Wang Chao et son interprète
Le 2 juillet au cinéma Lux

Fantasia est tourné à Chongqing, surnommée la ville-montagne. Il y a une part d'autobiographie dans le film. Wang Chao est fils d'ouvriers et alors qu'il travaillait dans une usine de sidérurgie, il s'est cru atteint d'une grave maladie car il crachait du sang.

Fantasia garde les traces de son premier scénario, écrit il y a dix ans, et intitulé Papa est malade, pour toute sa partie quasi documentaire sur la vie des petites gens à la périphérie d'une mégalopole chinoise soudain déstabilisées par la maladie du père. La longue errance du père suivi par le fils, les scènes à l'hôpital ou à la maison, le stand de vente de journaux ou la boite de karaoké sont constituées de séquences peu scénarisées.
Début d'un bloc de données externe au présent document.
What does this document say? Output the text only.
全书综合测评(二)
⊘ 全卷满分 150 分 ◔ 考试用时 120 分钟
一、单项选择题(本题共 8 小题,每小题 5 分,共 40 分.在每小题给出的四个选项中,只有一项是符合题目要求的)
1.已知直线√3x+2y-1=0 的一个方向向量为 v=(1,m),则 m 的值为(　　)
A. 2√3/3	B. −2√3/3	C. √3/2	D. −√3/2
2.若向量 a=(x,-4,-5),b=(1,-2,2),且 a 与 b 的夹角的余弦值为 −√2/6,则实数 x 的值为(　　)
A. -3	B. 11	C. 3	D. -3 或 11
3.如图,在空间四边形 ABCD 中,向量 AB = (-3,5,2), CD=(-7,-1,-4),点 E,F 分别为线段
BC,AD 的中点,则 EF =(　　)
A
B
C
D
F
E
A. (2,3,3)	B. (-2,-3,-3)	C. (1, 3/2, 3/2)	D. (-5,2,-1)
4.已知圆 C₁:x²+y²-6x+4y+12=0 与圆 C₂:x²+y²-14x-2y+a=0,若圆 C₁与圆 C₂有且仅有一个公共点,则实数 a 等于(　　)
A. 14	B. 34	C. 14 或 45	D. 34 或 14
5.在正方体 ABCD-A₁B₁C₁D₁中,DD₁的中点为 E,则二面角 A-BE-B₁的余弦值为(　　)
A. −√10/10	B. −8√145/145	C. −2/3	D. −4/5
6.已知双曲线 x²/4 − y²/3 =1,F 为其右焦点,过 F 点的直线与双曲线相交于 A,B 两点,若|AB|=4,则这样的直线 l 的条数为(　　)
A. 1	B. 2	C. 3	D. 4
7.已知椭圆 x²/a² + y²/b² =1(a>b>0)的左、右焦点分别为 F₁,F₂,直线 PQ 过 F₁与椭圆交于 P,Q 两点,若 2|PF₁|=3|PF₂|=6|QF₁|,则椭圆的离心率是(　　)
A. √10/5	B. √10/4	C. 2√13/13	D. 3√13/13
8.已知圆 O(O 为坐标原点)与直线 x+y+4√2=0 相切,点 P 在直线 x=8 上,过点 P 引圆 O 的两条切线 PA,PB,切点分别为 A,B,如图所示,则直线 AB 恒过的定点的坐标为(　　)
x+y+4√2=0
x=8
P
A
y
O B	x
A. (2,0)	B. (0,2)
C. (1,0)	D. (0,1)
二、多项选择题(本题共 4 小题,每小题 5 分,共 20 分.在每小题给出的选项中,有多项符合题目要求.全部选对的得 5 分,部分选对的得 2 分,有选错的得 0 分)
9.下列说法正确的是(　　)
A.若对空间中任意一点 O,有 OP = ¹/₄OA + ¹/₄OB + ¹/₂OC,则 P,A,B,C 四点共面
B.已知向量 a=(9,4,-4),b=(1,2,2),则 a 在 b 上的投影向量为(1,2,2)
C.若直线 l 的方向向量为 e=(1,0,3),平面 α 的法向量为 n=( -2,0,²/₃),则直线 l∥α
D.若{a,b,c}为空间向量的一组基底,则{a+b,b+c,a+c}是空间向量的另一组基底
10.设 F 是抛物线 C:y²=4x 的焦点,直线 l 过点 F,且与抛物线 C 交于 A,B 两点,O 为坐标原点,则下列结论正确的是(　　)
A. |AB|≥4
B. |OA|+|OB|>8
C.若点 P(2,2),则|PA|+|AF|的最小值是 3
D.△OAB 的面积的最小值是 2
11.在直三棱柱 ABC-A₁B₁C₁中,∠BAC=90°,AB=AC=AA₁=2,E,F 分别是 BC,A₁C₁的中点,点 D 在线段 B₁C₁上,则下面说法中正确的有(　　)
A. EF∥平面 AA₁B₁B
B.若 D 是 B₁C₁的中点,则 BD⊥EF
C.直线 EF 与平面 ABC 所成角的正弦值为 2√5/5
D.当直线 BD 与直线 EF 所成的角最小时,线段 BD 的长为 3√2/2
Ai-je bien compris la question ?
Wang Chao explique la fin de son film

Le physique particulier du jeune acteur principal, apparemment grand propre et lisse, mais aussi mutique et fragile a conduit à lui donner plus d'importance et à développer la partie au bord de la rivière où il erre réellement ou en rêve et qui constitue une sorte d'échappatoire au monde réel. Ces séquences sont filmées à la grue en plan fixe ou en lent traveling dans une atmosphère irréelle, brouillard accentué laissant l'arrière-plan des tours dans le flou avec de longues focales ou en accentuant la couleur orange des réverbères.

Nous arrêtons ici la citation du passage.